"A syncopated web that includes the personal within the metaphysical and the environmental, tying the individual's story to the story of the survival of the planet . . . she can also be funny, brave, and care very deeply about all our futures."-- Village Voice Literary Supplement
Anne Waldman was part of the late Sixties poetry scene in the East Village. She ran the St. Mark's Church Poetry Project, and gave exuberant, highly physical readings of her own work.
She became a Buddhist, worshipping with the Tibetan Chogyam Trungpa Rinpoche, who would also become Allen Ginsberg's guru. She and Ginsberg worked together to create a poetry school, the Jack Kerouac School of Disembodied Poetics, at Trungpa's Naropa Institute in Boulder, Colorado.

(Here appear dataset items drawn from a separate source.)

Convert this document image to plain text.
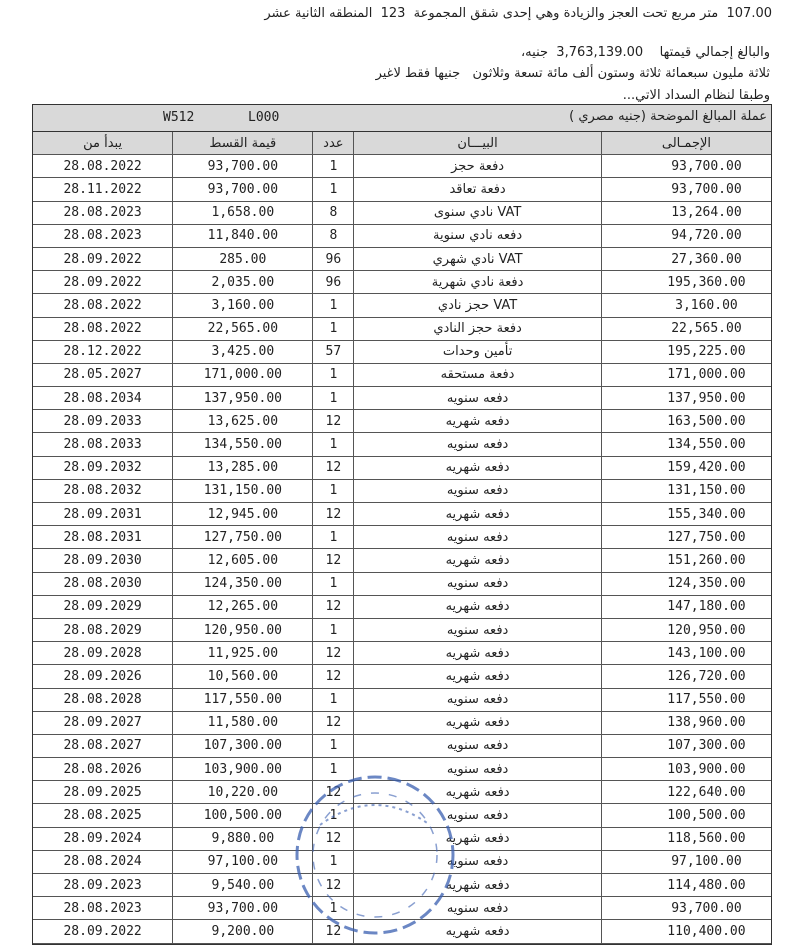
107.00  متر مربع تحت العجز والزيادة وهي إحدى شقق المجموعة  123  المنطقه الثانية عشر
والبالغ إجمالي قيمتها    3,763,139.00  جنيه،
ثلاثة مليون سبعمائة ثلاثة وستون ألف مائة تسعة وثلاثون   جنيها فقط لاغير
وطبقا لنظام السداد الاتي...
عملة المبالغ الموضحة (جنيه مصري )
W512	L000
يبدأ من	قيمة القسط	عدد	البيـــان	الإجمـالى
28.08.2022	93,700.00	1	دفعة حجز	93,700.00
28.11.2022	93,700.00	1	دفعة تعاقد	93,700.00
28.08.2023	1,658.00	8	VAT نادي سنوى	13,264.00
28.08.2023	11,840.00	8	دفعه نادي سنوية	94,720.00
28.09.2022	285.00	96	VAT نادي شهري	27,360.00
28.09.2022	2,035.00	96	دفعة نادي شهرية	195,360.00
28.08.2022	3,160.00	1	VAT حجز نادي	3,160.00
28.08.2022	22,565.00	1	دفعة حجز النادي	22,565.00
28.12.2022	3,425.00	57	تأمين وحدات	195,225.00
28.05.2027	171,000.00	1	دفعة مستحقه	171,000.00
28.08.2034	137,950.00	1	دفعه سنويه	137,950.00
28.09.2033	13,625.00	12	دفعه شهريه	163,500.00
28.08.2033	134,550.00	1	دفعه سنويه	134,550.00
28.09.2032	13,285.00	12	دفعه شهريه	159,420.00
28.08.2032	131,150.00	1	دفعه سنويه	131,150.00
28.09.2031	12,945.00	12	دفعه شهريه	155,340.00
28.08.2031	127,750.00	1	دفعه سنويه	127,750.00
28.09.2030	12,605.00	12	دفعه شهريه	151,260.00
28.08.2030	124,350.00	1	دفعه سنويه	124,350.00
28.09.2029	12,265.00	12	دفعه شهريه	147,180.00
28.08.2029	120,950.00	1	دفعه سنويه	120,950.00
28.09.2028	11,925.00	12	دفعه شهريه	143,100.00
28.09.2026	10,560.00	12	دفعه شهريه	126,720.00
28.08.2028	117,550.00	1	دفعه سنويه	117,550.00
28.09.2027	11,580.00	12	دفعه شهريه	138,960.00
28.08.2027	107,300.00	1	دفعه سنويه	107,300.00
28.08.2026	103,900.00	1	دفعه سنويه	103,900.00
28.09.2025	10,220.00	12	دفعه شهريه	122,640.00
28.08.2025	100,500.00	1	دفعه سنويه	100,500.00
28.09.2024	9,880.00	12	دفعه شهريه	118,560.00
28.08.2024	97,100.00	1	دفعه سنويه	97,100.00
28.09.2023	9,540.00	12	دفعه شهريه	114,480.00
28.08.2023	93,700.00	1	دفعه سنويه	93,700.00
28.09.2022	9,200.00	12	دفعه شهريه	110,400.00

Anne Waldman is one of the most interesting, vibrant and unpredictable members of the post-Beat poetry community. Her confluence of Buddhist concerns and thought-paths with sources of physicality and anger is particularly impressive (did you get all that?).
She was featured in Bob Dylan's experimental film 'Renaldo and Clara.'
Some excellent poems in this collection, including "Makeup in Empty Space" (which can be seen online with the author reading it), the title poem. There was a sense, though, that (to me) much of her best work would come a little later; and also that some of these poems do not translate very well to the page. Reading them, I often found myself wondering what seeing a performance/reading of them would be like, and I think in the right hands (ie, Waldman's) that probably would have provided me with a more involving experience.